Managing Great Expectations

The weekend I've been looking forward to with much anticipation is finally here: Chilly Hilly.

Seems I have do adjust my expectations since the best part of the ride might just be the ferry ride. I thought Chilly Hilly came with distance options like Kitsap Color Classic did, but is seems that this is not the case. The entire ride is no more than 33 miles, which is barely enough for the warm-up lap.

Chilly Hilly has been kicking off the cycling season in the Northwest on the last Sunday in February for the past 44 years. The 33-mile route around Bainbridge Island starts with a scenic early morning ferry ride across Puget Sound from Seattle, or you can join the crowd directly on Bainbridge Island.

The climbs amount to just above 2,000 feet. That's what I do on my daily commute. I'm a little disappointed, but I'll get over it. This will teach me to read the details next time I consider signing up for a ride. But it is a Cascade ride, and so far every ride organized by them have been great. All rides have been well supported, the people have been friendly, and the grub has been awesome - except for the boiled potatoes they had at Kitsap Color Classic that I had no idea what to do with. But at least there will be cookies. And maybe heroin. Or meth.
Don't bother, they don't have meth
Post-ride I find myself having all sorts of cravings and sometimes they manifest themselves like this:

Me: I think I’m craving heroin.

Hubby: What?

Me: Well, I assume it’s heroin. It could be crack. I don’t really know.

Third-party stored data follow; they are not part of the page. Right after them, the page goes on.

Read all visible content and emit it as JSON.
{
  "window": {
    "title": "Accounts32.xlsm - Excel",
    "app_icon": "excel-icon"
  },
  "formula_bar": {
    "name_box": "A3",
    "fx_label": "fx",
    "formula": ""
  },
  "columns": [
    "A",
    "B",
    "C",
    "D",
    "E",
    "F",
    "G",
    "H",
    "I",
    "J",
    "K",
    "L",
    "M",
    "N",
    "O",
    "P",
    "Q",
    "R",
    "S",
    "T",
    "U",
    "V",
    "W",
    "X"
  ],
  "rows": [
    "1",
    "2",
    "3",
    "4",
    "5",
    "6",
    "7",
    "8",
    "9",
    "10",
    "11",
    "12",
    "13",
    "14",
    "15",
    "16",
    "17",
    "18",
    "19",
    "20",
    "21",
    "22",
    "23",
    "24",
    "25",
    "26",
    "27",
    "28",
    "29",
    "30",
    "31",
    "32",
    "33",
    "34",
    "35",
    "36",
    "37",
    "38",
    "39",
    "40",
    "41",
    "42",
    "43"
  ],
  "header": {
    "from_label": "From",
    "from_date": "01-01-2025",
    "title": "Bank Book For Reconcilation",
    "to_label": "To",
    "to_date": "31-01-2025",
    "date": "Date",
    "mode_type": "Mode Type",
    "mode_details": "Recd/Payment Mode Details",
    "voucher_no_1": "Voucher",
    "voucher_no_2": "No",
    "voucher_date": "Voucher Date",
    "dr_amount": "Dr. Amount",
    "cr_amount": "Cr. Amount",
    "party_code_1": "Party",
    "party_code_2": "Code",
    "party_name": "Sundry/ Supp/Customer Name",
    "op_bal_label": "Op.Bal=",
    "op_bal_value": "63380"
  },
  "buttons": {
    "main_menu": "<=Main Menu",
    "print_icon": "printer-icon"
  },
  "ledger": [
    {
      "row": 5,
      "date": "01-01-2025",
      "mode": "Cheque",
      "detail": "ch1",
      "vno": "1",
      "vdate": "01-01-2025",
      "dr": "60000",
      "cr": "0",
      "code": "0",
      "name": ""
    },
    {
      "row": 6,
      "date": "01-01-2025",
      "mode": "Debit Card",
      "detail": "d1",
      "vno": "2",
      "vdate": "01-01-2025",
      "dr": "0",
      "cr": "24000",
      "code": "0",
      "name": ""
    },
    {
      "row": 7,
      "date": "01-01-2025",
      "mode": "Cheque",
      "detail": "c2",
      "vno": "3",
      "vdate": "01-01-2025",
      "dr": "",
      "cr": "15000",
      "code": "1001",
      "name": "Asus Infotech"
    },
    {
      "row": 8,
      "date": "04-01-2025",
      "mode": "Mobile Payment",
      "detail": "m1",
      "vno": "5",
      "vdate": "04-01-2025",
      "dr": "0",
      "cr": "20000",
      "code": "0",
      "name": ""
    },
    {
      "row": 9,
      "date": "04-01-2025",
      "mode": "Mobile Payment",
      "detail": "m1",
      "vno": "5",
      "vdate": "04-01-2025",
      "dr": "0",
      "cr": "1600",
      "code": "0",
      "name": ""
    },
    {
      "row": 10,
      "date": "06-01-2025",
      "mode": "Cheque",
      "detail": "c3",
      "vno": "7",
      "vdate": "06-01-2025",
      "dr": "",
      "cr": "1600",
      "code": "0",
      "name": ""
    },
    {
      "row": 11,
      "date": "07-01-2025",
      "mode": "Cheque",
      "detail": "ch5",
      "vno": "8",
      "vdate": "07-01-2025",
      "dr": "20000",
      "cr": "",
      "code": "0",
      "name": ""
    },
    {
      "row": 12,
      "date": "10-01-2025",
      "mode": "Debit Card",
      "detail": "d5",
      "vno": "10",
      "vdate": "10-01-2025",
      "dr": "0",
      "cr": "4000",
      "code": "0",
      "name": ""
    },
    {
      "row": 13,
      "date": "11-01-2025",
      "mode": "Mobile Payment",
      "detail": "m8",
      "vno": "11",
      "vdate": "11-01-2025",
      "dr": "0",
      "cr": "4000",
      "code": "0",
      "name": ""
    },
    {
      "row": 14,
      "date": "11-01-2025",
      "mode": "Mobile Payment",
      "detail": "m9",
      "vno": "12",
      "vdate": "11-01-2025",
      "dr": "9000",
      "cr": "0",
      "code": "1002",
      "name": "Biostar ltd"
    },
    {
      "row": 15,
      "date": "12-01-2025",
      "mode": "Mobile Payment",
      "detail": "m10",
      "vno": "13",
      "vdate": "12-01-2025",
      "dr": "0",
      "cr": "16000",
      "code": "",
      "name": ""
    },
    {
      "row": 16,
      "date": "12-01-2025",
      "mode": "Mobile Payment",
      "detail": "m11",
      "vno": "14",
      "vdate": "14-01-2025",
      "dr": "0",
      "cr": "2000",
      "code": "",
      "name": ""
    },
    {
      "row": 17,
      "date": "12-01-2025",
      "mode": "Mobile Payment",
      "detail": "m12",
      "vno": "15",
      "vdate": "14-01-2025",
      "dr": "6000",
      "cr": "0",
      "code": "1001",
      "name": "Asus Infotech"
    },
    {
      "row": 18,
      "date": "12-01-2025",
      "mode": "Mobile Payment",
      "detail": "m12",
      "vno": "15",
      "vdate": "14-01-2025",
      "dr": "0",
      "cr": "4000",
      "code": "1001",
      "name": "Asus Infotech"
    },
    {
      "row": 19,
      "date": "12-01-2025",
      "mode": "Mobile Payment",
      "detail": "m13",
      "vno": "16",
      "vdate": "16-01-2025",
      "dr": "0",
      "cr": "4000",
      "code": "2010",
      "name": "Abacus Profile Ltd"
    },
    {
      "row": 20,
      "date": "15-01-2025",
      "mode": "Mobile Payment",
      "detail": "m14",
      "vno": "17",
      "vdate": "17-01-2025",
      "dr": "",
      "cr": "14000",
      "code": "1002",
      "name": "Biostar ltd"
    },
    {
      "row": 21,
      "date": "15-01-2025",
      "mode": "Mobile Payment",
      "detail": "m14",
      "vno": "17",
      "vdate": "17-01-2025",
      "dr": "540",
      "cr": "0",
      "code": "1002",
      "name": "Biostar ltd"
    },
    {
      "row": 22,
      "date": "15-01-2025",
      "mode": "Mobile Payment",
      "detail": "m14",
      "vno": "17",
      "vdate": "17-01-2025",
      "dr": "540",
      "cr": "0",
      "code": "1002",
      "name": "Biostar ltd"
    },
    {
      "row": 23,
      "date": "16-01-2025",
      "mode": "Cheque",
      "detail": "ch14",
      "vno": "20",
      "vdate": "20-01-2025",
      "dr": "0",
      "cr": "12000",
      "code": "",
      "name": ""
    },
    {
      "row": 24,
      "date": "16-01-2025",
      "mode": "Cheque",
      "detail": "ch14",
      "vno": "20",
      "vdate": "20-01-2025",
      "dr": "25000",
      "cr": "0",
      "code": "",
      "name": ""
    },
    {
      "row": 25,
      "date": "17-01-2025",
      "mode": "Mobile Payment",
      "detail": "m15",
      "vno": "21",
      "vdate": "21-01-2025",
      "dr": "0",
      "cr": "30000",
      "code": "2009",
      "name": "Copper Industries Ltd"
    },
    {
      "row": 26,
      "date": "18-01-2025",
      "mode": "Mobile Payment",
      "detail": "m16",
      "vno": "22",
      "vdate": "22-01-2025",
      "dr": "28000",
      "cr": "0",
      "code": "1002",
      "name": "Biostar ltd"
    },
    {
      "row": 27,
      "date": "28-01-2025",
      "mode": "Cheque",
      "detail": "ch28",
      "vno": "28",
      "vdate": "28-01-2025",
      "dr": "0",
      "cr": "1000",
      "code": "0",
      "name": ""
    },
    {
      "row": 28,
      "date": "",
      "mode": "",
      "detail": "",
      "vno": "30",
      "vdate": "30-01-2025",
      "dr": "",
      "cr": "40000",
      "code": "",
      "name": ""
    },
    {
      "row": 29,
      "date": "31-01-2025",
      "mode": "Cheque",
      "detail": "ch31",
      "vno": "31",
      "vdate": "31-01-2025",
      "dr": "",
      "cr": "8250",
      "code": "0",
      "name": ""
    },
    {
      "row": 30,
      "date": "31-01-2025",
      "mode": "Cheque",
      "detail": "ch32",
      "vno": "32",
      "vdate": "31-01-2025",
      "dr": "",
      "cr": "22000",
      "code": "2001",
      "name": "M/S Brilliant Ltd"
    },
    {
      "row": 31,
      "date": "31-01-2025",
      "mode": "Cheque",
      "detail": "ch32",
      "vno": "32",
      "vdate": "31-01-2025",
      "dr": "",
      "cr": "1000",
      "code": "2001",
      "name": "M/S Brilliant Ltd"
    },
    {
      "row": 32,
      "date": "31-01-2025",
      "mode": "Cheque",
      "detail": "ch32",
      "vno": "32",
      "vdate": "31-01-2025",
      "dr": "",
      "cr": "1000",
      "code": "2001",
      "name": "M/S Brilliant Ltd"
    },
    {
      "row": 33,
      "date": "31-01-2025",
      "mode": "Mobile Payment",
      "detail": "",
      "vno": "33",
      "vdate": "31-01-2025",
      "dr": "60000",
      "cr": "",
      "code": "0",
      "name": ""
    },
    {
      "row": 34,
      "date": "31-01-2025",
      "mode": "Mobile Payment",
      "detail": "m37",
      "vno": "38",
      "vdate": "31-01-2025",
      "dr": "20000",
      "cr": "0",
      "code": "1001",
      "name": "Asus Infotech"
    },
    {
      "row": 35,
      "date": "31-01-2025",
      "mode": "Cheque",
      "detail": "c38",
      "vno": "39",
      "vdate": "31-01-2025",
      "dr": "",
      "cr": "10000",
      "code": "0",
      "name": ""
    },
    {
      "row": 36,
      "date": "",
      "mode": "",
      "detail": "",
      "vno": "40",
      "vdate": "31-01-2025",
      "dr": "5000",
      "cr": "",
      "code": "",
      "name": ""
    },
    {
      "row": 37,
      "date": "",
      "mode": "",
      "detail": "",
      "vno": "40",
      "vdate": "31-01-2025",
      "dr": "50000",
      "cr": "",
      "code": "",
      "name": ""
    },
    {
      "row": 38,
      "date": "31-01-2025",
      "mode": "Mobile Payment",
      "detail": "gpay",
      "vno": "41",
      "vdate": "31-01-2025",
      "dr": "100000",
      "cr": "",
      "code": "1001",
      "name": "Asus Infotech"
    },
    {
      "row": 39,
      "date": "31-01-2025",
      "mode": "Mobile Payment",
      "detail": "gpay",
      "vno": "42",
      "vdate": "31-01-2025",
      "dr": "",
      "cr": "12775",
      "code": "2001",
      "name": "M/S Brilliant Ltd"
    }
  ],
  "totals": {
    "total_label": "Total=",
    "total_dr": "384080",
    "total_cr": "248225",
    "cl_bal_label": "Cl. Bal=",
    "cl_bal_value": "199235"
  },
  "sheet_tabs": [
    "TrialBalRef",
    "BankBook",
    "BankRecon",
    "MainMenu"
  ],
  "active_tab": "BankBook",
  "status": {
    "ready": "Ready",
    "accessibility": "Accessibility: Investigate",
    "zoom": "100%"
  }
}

Hubby: Start over. Make sense this time.

Me: You know when you’re craving something, but nothing satisfies the craving and so you just keep eating? But nothing works and so you’re full but you’re still craving something but still you don’t even know what it is that will satisfy the craving?

Hubby: Not really.

Me: Well, normal people do and I’m one of them, and I’ve eaten everything in the kitchen and I’m still craving something else so I’m assuming it must be something I’ve never had before. Something like heroin.

Hubby: Right. So popcorn didn’t satisfy you, so you just automatically assume you need heroin?

Me: Or maybe meth. Maybe I need to find a meth lab.

Hubby: Just stop talking.

Me: I was just thinking that meth labs aren’t like regular labs because they’re faster than regular labs. Like, if I need to know if my chest x-rays are clean it takes days for a doctor to let me know, but if I go down to that meth lab by the lake I’d probably get served immediately. Or shot immediately. One of those.

Hubby: How do you even know where a meth lab is?

Me: I don’t, but I just assume that there are some by the lake. Because scientists like water sports.

Hubby: Scientists?

Me: I’m pretty sure if you work in a lab all day you’re considered a scientist.

Hubby: Not if it’s a meth lab.

Me: It’s a loose definition, but I’m pretty sure it still counts.